The debut middle-grade graphic novel Oh My Gods!, co-written by Toronto comic book scribe Stephanie Cooke and New Jersey–based Insha Fitzpatrick, delivers light-hearted lessons in friendship and ancient mythology. In this promising series opener, 13-year-old Karen heads to Greece to reconnect with Zed, her eccentric and über-wealthy father. On her first day at Mount Olympus Junior High, Karen is confused by the “fancy-arts school” amenities like the Pegasus stables and is stumped by curriculum that includes a recitation of “all the members of the Grecian oligarchy of 384 BC.” When she runs into a centaur in the cafeteria, she naively figures the student body must be big into method acting. Karen is equally perplexing to her classmates, several of whom ask her, “Sorry, what’s your name again? Is that short for something?”
While the running gags are funny and lay the necessary groundwork, Percy Jackson–savvy readers may wonder what in the River Styx took Karen so long to realize she is actually hanging out with the immortals of the Ancient Greek pantheon and that she herself is a demigod. Despite the generation gap, Gen-Z Karen bonds with Zed, who is a caring, enthusiastic parent with a penchant for dorky dad jokes and vintage technology, like the pager attached to his belt. The plot hits its stride when the action turns to solving the mystery of who is turning students into stone statues.
Juliana Moon’s cheery cartoon artwork features clean lines, filled in with bright, saturated colours.

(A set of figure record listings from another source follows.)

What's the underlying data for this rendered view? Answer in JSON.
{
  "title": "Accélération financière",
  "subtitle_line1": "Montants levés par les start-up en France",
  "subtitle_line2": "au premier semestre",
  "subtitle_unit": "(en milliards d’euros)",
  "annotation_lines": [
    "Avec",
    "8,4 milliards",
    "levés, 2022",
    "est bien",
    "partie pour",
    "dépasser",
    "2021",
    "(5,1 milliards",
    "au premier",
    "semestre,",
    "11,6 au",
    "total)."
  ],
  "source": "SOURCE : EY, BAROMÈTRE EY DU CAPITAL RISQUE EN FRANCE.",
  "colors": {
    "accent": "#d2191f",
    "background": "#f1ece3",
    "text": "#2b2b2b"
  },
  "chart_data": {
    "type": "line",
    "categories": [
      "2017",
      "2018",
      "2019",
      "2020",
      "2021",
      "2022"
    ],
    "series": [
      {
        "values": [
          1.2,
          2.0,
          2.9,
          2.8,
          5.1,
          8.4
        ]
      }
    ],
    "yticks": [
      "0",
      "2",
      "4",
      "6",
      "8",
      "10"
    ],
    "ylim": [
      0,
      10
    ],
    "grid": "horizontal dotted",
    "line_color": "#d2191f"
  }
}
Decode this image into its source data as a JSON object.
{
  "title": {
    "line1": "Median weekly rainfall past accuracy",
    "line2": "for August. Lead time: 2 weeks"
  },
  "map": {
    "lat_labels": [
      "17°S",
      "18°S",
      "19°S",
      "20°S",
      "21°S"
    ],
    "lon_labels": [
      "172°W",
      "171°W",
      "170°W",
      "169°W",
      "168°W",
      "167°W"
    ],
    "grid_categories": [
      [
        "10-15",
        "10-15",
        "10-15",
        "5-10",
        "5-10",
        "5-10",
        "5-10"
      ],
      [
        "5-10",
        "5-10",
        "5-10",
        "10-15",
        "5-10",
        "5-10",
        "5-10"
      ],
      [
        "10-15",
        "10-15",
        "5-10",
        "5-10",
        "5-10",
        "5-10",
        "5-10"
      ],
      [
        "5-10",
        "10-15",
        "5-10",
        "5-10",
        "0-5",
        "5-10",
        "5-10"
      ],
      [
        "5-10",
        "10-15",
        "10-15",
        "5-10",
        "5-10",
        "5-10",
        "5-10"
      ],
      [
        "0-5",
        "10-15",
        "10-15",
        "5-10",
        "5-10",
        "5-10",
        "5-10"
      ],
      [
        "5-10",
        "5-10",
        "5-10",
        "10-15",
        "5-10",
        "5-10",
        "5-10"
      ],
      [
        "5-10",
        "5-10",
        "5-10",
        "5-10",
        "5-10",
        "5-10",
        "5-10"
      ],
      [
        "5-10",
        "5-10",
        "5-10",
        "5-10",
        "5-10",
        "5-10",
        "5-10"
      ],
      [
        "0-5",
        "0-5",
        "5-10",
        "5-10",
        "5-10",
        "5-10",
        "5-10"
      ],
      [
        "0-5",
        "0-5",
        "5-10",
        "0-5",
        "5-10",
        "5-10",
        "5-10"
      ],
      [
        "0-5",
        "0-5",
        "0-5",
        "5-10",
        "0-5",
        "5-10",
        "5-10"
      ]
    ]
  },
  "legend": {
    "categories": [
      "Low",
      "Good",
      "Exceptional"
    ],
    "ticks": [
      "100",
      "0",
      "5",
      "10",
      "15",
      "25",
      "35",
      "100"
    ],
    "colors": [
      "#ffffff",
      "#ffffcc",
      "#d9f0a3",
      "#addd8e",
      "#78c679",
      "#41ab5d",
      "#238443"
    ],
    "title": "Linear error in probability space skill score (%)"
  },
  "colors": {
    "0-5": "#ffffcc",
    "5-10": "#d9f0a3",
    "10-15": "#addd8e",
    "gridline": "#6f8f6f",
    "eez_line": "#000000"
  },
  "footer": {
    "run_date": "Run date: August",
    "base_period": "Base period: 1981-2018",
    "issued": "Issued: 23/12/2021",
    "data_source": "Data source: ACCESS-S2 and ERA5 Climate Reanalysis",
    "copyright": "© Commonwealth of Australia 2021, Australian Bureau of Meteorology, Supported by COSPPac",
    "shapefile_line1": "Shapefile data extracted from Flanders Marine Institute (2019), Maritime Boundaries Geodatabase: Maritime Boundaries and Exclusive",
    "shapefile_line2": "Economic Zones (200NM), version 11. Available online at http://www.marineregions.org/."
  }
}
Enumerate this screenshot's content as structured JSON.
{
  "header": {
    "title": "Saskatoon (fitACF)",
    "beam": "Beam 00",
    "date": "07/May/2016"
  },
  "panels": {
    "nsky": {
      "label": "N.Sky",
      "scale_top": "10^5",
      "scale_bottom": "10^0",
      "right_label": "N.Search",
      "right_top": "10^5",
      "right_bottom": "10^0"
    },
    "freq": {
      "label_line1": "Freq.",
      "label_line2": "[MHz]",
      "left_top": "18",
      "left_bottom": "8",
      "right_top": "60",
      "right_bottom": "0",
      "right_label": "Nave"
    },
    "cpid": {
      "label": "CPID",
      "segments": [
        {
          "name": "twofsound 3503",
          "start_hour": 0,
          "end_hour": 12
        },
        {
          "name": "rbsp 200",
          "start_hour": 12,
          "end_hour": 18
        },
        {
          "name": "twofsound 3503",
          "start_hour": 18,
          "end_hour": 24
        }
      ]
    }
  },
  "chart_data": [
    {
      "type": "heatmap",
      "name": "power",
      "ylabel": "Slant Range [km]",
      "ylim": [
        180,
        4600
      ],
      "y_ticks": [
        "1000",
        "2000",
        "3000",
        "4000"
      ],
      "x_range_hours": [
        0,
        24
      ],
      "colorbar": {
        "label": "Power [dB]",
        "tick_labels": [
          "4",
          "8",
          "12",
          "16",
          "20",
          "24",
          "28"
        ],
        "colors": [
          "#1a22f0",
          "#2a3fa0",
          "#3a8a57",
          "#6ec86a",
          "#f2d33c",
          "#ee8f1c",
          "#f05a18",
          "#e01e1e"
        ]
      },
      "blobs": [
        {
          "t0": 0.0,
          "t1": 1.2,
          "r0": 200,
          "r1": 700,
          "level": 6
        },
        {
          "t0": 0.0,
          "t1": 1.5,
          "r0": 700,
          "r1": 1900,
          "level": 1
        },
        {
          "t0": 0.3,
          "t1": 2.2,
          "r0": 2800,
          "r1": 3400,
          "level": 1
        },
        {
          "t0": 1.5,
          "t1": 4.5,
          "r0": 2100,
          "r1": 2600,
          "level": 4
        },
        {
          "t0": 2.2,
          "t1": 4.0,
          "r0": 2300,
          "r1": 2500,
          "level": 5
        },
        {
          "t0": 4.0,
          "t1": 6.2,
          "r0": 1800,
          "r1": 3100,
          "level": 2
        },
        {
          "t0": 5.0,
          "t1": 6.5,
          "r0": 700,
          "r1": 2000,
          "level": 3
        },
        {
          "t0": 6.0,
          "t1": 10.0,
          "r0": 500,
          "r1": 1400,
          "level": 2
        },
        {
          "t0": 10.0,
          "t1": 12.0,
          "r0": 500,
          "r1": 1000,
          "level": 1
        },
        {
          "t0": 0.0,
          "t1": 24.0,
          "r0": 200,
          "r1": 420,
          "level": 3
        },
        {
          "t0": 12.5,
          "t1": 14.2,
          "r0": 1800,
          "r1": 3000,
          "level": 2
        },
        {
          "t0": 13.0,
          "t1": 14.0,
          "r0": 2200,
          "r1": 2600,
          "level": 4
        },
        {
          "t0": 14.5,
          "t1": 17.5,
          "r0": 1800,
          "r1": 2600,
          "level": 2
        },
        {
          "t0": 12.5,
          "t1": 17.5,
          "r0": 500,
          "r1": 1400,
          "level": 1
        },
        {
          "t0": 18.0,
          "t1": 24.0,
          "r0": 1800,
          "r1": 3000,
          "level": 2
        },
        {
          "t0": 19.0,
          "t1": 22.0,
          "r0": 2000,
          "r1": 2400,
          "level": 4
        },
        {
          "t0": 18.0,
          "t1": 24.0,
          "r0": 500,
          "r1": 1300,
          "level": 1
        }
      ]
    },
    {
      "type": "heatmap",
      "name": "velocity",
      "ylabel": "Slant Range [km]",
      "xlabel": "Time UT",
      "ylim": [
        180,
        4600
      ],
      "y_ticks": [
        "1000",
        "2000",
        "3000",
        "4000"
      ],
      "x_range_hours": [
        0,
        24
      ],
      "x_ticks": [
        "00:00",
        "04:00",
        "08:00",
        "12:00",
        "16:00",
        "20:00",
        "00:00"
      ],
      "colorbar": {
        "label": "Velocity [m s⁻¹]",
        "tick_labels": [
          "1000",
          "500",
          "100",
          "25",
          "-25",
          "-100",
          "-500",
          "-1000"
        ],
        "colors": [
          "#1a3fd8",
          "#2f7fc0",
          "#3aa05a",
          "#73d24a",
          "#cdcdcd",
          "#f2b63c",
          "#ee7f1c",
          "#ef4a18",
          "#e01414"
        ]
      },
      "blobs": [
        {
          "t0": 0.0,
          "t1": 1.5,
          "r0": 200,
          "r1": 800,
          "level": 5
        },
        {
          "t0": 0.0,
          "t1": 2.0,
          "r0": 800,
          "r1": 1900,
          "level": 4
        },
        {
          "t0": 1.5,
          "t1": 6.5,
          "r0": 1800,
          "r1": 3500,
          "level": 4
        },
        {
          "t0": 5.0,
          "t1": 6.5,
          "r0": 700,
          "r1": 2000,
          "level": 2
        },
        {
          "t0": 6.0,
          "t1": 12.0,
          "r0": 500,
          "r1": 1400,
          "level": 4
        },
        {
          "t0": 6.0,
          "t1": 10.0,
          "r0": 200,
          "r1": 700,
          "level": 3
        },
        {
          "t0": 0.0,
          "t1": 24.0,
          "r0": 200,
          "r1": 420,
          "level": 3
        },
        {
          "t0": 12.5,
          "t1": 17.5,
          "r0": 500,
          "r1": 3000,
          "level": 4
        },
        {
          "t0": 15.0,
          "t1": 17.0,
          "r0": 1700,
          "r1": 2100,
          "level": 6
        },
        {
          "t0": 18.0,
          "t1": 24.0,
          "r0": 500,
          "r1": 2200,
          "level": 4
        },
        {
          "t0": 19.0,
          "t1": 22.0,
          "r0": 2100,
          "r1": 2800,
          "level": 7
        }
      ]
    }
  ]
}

Karen’s new pals – the Greek Gods Squad – are well scrubbed and relatable, including hunky, long-haired, guitar-playing Apollo (Pol) and his sister Artemis (Art), a straight shooter in both her no-nonsense attitude and her archery skills. There’s a handy crib sheet on the main characters that resembles notes passed in class, adorned with doodles and Karen’s true feelings scribbled in the margins.
In a tidy and satisfying resolution, Karen accepts herself (“The scariest thing in the world is being different. But sometimes … it’s pretty great”) and learns when you get to know someone, you often discover another story behind the standard myth.